Fry v. Napoleon Community Schools: The Court unanimously held that exhaustion of the administrative procedures established by the Individuals with Disabilities Education Act (IDEA) is unnecessary when the gravamen of the plaintiff’s suit is something other than the denial of the IDEA’s core guarantee of a “free appropriate public education.” The suit, brought by parents of a girl born with cerebral palsy, alleged that her school violated Title II of the Americans with Disabilities Act by refusing to allow her service dog to attend school with her. The Court determined that the Frys may not have been required to exhaust the IDEA’s administrative proceedings before pursuing a lawsuit in federal court. “Nothing in the nature of the Frys’ suit suggests any implicit focus on the adequacy of (Elena’s) education,” Justice Elena Kagan wrote. “The Frys could have filed essentially the same complaint if a public library or theater had refused admittance to Wonder.”
Bethune-Hill v. Virginia State Board of Elections: The Court held that the district court applied an incorrect legal standard in a redistricting case involving 12 challenged Virginia legislative districts. The Court first held that the District Court erred when it required the challengers to establish, as a prerequisite to showing racial predominance, an actual conflict between the enacted plan and traditional redistricting principles. “The Equal Protection Clause does not prohibit misshapen districts. It prohibits unjustified racial classifications,” Justice Anthony Kennedy explained. The Court also rejected the state’s argument that race does not have a prohibited effect on a district’s lines if the legislature could have drawn the same lines in accordance with traditional criteria. “The racial predominance inquiry concerns the actual considerations that provided the essential basis for the lines drawn,” Justice Kennedy wrote, “not post hoc justifications the legislature, in theory, could have used but in reality did not.”

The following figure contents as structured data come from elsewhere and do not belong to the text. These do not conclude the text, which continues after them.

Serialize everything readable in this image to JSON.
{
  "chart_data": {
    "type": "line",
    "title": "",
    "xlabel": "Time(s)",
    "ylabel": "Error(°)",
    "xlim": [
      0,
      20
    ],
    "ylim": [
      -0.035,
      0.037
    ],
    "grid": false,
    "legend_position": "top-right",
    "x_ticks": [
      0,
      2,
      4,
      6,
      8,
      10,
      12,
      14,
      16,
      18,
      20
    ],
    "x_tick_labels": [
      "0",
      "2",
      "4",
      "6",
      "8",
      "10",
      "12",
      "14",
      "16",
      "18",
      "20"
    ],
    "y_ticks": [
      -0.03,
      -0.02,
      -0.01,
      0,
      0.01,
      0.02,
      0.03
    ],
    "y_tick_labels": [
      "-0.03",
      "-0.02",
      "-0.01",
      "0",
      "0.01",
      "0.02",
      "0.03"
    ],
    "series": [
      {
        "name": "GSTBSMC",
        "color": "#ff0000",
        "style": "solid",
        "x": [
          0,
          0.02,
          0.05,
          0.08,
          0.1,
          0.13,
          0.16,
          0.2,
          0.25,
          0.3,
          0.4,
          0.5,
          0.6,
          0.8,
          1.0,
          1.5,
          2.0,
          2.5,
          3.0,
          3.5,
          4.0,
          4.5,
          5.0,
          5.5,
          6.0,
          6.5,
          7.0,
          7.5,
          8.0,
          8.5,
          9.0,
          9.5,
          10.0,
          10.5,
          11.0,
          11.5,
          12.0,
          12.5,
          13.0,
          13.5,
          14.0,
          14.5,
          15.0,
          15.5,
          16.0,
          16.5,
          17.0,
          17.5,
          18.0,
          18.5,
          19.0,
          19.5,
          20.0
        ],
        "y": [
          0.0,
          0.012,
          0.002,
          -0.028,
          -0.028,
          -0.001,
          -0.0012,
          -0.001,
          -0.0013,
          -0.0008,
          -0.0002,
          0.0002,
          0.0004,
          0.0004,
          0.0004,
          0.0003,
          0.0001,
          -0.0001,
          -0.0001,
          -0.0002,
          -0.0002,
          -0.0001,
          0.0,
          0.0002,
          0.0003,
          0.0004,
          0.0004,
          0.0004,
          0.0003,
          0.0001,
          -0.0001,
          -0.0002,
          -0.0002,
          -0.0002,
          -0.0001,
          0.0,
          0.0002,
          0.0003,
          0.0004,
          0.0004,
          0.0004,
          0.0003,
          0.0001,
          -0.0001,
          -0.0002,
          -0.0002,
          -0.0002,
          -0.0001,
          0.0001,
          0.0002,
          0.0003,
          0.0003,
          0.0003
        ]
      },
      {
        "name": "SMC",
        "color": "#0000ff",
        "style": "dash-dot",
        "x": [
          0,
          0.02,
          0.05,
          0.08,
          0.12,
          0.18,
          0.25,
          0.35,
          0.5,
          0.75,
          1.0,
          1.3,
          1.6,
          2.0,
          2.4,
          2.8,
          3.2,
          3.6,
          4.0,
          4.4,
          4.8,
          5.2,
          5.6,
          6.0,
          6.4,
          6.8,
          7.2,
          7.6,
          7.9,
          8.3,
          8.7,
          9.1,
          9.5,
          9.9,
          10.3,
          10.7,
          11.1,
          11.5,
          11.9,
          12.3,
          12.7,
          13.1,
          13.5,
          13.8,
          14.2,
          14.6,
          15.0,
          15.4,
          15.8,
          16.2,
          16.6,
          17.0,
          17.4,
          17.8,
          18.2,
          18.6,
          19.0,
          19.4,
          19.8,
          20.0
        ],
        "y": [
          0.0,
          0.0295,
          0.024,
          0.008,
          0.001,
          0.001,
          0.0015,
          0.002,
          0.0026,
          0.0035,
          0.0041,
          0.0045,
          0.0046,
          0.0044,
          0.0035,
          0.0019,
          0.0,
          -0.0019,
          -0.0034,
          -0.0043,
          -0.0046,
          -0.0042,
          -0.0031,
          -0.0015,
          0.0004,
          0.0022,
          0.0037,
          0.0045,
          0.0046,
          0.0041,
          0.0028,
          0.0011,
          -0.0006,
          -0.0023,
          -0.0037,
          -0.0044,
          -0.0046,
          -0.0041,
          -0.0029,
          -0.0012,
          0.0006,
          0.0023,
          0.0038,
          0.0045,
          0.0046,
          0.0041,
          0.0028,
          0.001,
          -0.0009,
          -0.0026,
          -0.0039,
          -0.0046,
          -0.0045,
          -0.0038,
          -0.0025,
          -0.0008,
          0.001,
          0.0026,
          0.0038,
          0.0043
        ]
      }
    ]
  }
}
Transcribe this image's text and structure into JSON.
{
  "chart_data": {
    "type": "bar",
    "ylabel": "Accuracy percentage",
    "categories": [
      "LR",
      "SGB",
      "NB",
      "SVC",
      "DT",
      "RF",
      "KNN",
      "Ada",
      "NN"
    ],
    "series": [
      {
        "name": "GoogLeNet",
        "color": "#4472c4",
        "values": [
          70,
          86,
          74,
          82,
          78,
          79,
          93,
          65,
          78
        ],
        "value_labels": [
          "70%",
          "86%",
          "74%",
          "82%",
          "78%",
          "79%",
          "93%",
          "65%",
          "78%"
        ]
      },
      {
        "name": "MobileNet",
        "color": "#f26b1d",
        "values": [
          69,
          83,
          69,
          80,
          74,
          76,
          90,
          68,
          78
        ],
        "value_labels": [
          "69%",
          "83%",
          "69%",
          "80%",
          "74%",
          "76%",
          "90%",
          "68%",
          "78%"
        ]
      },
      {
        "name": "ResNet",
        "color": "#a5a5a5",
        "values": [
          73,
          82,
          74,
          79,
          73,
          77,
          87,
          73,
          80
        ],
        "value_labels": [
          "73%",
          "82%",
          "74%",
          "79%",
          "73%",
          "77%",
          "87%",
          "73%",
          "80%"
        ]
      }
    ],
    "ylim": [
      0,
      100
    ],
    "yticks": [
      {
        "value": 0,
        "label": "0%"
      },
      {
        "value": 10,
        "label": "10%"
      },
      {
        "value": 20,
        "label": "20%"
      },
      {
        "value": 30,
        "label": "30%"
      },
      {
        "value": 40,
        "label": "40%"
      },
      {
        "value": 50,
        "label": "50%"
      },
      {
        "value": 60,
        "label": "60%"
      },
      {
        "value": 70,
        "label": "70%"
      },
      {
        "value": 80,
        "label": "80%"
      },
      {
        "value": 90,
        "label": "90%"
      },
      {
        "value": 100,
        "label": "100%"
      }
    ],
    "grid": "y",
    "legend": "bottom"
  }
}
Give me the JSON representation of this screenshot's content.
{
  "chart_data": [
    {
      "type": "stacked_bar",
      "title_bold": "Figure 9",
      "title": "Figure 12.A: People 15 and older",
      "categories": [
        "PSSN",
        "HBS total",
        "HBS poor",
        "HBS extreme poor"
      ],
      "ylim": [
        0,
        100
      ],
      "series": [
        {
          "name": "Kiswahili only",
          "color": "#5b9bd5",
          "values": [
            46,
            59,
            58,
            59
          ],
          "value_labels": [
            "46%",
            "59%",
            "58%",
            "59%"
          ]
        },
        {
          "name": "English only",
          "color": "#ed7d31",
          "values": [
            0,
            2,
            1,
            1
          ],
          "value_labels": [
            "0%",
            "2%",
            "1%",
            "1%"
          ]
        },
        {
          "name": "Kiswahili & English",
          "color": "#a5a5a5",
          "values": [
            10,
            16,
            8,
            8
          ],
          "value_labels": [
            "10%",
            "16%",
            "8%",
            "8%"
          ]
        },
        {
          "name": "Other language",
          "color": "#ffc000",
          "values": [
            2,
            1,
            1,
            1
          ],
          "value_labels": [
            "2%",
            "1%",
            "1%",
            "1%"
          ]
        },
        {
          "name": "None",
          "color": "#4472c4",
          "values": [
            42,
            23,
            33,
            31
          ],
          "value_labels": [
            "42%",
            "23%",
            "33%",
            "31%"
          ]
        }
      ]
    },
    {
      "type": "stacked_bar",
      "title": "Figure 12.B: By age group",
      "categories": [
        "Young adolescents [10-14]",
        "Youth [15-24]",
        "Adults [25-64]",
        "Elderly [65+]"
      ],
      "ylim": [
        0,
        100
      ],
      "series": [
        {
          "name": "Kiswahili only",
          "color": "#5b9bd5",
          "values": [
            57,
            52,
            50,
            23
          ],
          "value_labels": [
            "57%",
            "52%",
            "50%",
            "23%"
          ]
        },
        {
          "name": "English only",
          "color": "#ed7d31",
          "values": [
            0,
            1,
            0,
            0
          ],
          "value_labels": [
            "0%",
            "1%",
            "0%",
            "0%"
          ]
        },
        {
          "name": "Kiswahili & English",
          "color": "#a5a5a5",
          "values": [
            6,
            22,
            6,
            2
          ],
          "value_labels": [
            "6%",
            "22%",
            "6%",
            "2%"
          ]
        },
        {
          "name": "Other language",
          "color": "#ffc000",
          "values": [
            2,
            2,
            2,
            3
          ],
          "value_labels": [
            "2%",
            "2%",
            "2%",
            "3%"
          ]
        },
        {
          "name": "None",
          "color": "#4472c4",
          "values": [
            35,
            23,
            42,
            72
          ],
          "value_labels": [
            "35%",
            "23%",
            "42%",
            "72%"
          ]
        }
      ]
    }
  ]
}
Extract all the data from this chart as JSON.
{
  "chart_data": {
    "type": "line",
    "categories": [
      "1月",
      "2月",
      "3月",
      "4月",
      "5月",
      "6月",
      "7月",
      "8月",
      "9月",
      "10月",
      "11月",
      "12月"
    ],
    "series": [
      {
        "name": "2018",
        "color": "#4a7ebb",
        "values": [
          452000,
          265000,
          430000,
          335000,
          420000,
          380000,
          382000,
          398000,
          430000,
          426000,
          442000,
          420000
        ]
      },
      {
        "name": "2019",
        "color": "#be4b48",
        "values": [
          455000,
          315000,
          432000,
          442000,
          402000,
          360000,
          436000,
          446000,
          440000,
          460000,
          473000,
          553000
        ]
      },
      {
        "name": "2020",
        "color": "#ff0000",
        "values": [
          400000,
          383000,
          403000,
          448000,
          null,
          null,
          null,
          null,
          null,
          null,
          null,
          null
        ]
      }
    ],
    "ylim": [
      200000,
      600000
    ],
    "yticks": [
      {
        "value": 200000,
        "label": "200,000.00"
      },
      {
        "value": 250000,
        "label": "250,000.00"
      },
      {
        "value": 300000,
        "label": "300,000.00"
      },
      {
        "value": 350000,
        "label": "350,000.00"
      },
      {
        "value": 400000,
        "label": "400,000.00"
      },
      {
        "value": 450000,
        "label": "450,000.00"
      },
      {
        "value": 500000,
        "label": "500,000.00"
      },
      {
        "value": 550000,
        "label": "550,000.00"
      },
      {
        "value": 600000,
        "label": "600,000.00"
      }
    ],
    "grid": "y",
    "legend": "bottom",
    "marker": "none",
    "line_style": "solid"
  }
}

Trinity Lutheran Church of Columbia v. Comer: The Court held that the State of Missouri violated the U.S. Constitution’s Free Exercise Clause when it rejected a state grant application by the Trinity Lutheran Church of Columbia solely because it is a religious institution. The policy “violated the rights of Trinity Lutheran under the Free Exercise Clause of the First Amendment by denying the Church an otherwise available public benefit on account of its religious status.” Chief Justice John Roberts, Jr. wrote on behalf of the majority.
Turner v. United States/ Overton v. United States: The Court refused to grant new trials to several defendants convicted of the brutal 1984 murder of Catherine Fuller in Washington, D.C. The defendants had argued that prosecutors withheld evidence that was both favorable to the defense and material to their guilt in violation of Brady v. Maryland, 373 U.S. 83 (1963). As Justice Stephen Breyer explained, the withheld evidence was “too little, too weak, or too distant from the main evidentiary points to meet Brady’s standards.”